Glasgow, 22nd December 2014. A bin lorry driven by Mr Henry Clarke (aged 58) went out of control and killed six people. A Fatal Accidents Inquiry was held under the Fatal Accidents and Sudden Deaths Inquiry (Scotland) Act 1976. (Scotland does not have Coroners). The Inquiry took place in the Glasgow and Strathkelvin Sheriff Court before Sheriff John Beckett QC and a report was issued in December 2015. Two of the determinations were:-
Mr Clarke lost control of the lorry when he suffered an episode of neurocardiogenic syncope whereby he temporarily lost consciousness so that he was unable to control the movement and direction of the lorry."
As to how the accident might have been prevented, the Inquiry report remarked that Mr Clarke could have told the whole truth to doctors about what occurred to him whilst driving a bus in April 2010. He could also have disclosed his medical history to his latest employer - Glasgow City Council.
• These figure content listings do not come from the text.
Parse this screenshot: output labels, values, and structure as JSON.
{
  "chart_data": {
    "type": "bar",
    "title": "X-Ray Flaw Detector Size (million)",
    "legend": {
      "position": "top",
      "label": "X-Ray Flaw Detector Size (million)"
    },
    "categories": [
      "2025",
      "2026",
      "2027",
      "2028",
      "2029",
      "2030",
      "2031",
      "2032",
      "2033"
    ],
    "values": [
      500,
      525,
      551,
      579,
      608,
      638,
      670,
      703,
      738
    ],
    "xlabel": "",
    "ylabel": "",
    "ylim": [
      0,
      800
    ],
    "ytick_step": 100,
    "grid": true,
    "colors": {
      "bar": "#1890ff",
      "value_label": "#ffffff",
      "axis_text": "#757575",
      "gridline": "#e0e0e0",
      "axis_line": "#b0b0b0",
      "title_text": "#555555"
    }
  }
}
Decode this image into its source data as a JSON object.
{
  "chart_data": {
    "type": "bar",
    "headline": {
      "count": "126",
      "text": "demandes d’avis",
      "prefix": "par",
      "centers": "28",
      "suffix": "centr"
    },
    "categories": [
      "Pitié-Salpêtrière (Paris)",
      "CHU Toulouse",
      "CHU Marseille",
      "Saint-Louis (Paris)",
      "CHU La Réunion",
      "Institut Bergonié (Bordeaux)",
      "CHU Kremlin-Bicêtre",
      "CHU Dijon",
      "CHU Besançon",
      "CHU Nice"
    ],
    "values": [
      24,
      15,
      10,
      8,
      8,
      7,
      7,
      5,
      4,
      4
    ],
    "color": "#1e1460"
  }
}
A failure to disclose without reasonable excuse certain medical conditions to DVLA is an offence under the Road Traffic Act 1988 s.94 (applicable in Scotland and in England and Wales) and see DVLA Health conditions. The Inquiry report makes various observations about section 94 and DVLA practice.
A decision was taken by the Crown Office and Procurator Fiscal Service (COPFS) not to prosecute Mr Clarke for any offence related to the deaths. The decision was taken in accordance with the Scottish Policy Guidance for Prosecutors and reasons (dated 28th August 2015) have been published in support of the decision. The degree of detail in the published reasons reflects considerable credit on the Crown Office for explaining this difficult decision to the public. As the reasons note - "Sometimes our decisions are unpopular but it is our duty to apply the law to the evidence and that was the basis of the decision not to prosecute."
With regard to notifying DVLA, the reasons note that:
"Following the incident in 2010, up to and including the day of the tragedy, no doctor advised the driver that he was unfit to drive. On the contrary, after a short time off work, the driver was advised that he was fit to return to work and to drive. At no point was the driver told to notify the DVLA of the incident."
The reasons do not refer to the Fatal Accident Inquiry and the Inquiry determinations were published after the decision not to prosecute was taken. There is concern over the timing of the COPFS decision - see Evening Times 9th August 2015
The Right to Review procedure was not applicable here because it is restricted to prosecutorial decisions made on or after 1st July 2015 - see Victims and Witnesses (Scotland) Act 2014 section 4 and Review Procedure. It also appears that having informed Mr Clarke that he would not be prosecuted it is then not permissible in Scots Law for the Crown Office to change its mind. This follows from the case of Thom v HM Advocate (1976 JC 48) and is discussed in an interesting article by James Chalmers of Glasgow University - The Glasgow bin lorry crash: renouncing the right to prosecute.
Disappointment with this decision has led to moves to instigate a Private Prosecution. However, the Lord Advocate has refused consent to such a prosecution - The Guardian 27th January. It is a possibility that the High Court of Justiciary might issue criminal letters to permit a private prosecution but they are exceptionally rare in Scotland. Only two took place in the last century. One of them was the 1982 Glasgow Rape case - see Sweeney v X 1982.
England and Wales:
Private prosecutions in England and Wales have been much more commonplace. In Gouriet v Union of Post Office Workers 1978, Lord Wilberforce referred to the right to bring such a prosecution as "a valuable constitutional safeguard against inertia or partiality on the part of authority”
Information about private prosecutions is available via Justice Gap, Law Society Gazette (15th September 2014) and at Crown Prosecution Service. The Justice Gap and Law Society Gazette articles are particularly interesting since they indicate a recent growth in private prosecutions brought by businesses etc. such as the Virgin Media case.
The right to bring a private prosecution was preserved by the Prosecution of Offences Act 1985 section 6 but the Crown Prosecution Service may take them over and, having done so, may sometimes discontinue them. The Supreme Court's decision in R (Gujra) v CPS  UKSC 52 should be noted.
Private prosecution is not necessarily a primrose path and should not be undertaken lightly. This is amply demonstrated by the Stephen Lawrence murder case and the prosecution of two former Police Officers for manslaughter in relation to the Hillsborough tragedy of April 1989.